Cooke’s journey has come full circle. One of her childhood idols was Katie King Crowley, a star on that 1998 Olympic team and now Boston College’s women’s coach. They cross paths at rinks all the time.
“Kelly Cooke is one of the best referees in the world,” Crowley said. “It’s great to see her, a former college hockey player, use her experience and excel at the international level. She not only cares about the game, but the people in it. And now she’s inspiring young girls, too, on her incredible journey.”

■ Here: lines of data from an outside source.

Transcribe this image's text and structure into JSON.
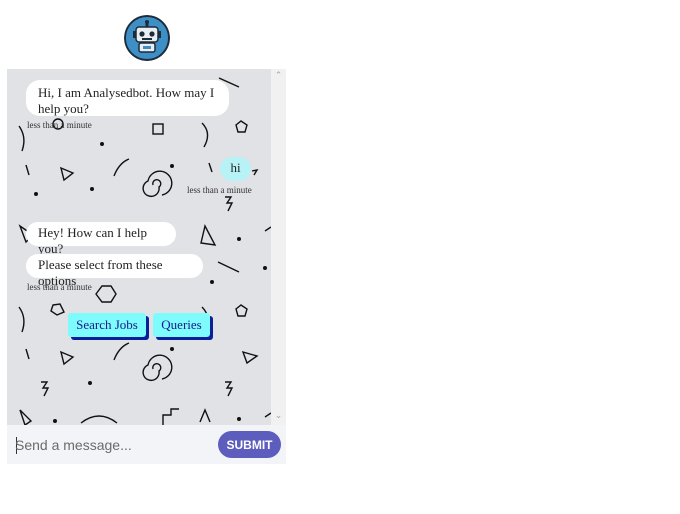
{
  "header": {
    "avatar_icon": "robot-icon"
  },
  "messages": [
    {
      "from": "bot",
      "text": "Hi, I am Analysedbot. How may I help you?"
    },
    {
      "from": "bot_time",
      "text": "less than a minute"
    },
    {
      "from": "user",
      "text": "hi"
    },
    {
      "from": "user_time",
      "text": "less than a minute"
    },
    {
      "from": "bot",
      "text": "Hey! How can I help you?"
    },
    {
      "from": "bot",
      "text": "Please select from these options"
    },
    {
      "from": "bot_time",
      "text": "less than a minute"
    }
  ],
  "options": [
    "Search Jobs",
    "Queries"
  ],
  "composer": {
    "placeholder": "Send a message...",
    "submit_label": "SUBMIT"
  },
  "colors": {
    "bot_bubble": "#ffffff",
    "user_bubble": "#b7f2f6",
    "option_button": "#7efbfd",
    "option_shadow": "#0b1f9a",
    "submit": "#5c5dbd",
    "chat_background": "#e1e2e6",
    "avatar": "#3d8fc6"
  }
}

There’s a certain symmetry to it. The little girl who watched history being made is now part of making it.
In Milan, as the gold-medal game stretched into overtime and the world watched, Kelly Cooke stood five feet from the moment, ready to call the play that crowned a champion. She’d dreamed of Olympic gold as a player.
As a referee, she’s found a different kind of Olympic glory—one that’s quieter, but no less meaningful.